Cameron Yule
Contributing to Nix
I recently made my first contribution to Nixpkgs, the package collection for NixOS, and wanted to document a few notes and learnings from that process. Nix is an ecosystem of tools which together enable reproducible, declarative and reliable systems. It’s comprised of a package manager (Nix), a packages collection (Nixpkgs), a functional language (Nix expressions), and a Linux distribution built using those tools (NixOS).
Nix first caught my attention while I was researching the concept of reproducible builds, which enables verification that binaries were created from a specific version of their source. While reproducible builds offer many benefits, they’re also becoming increasingly important in securing the software supply chain. Nix on its own does not guarantee bit-for-bit reproducibility, but offers the tools to achieve it and reports on the reproducibility of NixOS, which is typically above 99%.
My first contribution was a version update for the mlx Python package. mlx is an open-source array framework from Apple which, when used with Apple’s mlx-lm, allows large language models to run efficiently by leveraging the unified memory architecture of Apple Silicon. I’d tried to install mlx from Nixpkgs, but encountered a build failure for which there was an open bug report.
At a high-level, the process was:
- Read the Nix expression language tutorial.

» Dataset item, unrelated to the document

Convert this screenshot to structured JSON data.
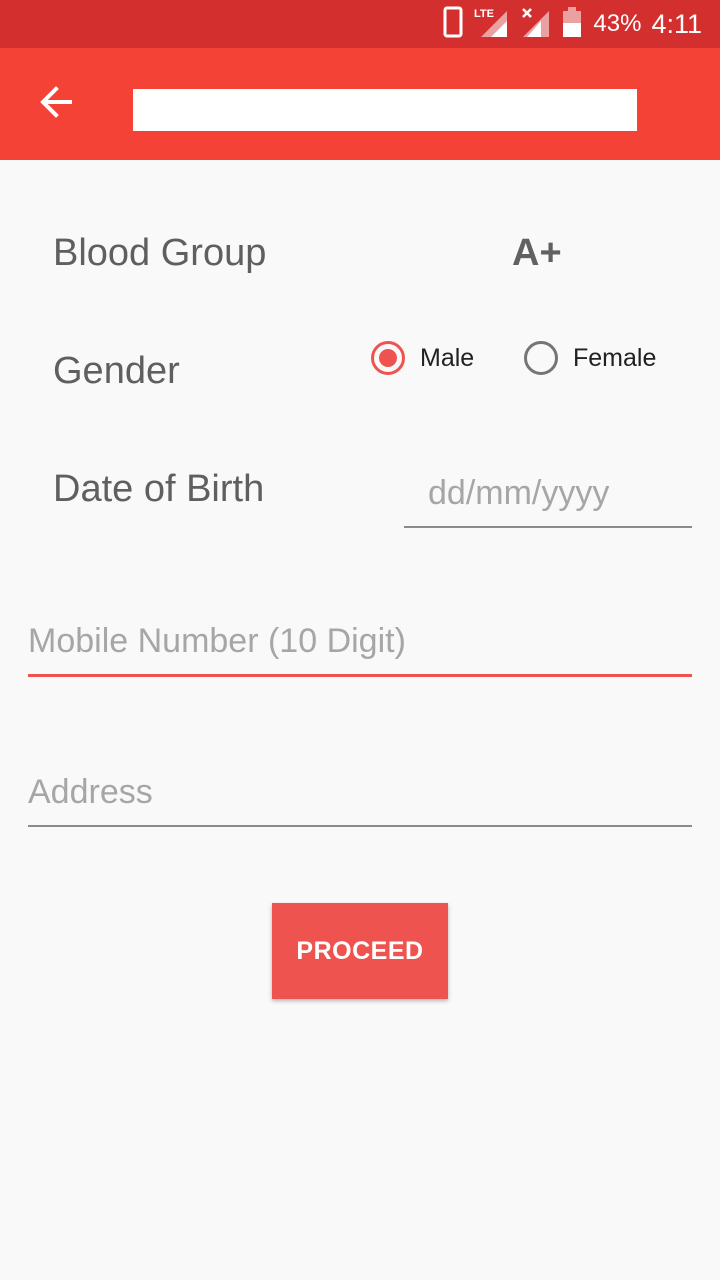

- Read the Nixpkgs contributors guide.
- Read the Nixpkgs Python documentation.
- Checked out the Nixpkgs repository.
- Verified the build failures were still occurring.
- Fixed the build failures. This was mostly updating patches and dependencies, with some refactoring to match current style.
- Followed the testing guide. I ensured the mlx tests were being run and passing as part of the check phase. I also added passthru tests which exercise the mlx example scripts.
- Verified the build now succeeded.
- Verified packages which depended on the mlx package also succeeded, using nixpkgs-review.
- Opened a pull request for review.
- Addressed the review feedback, and the change was shipped.
Nix has a reputation – sometimes deserved – for it’s difficulty curve, but I found the process of contributing to be both welcoming and well documented.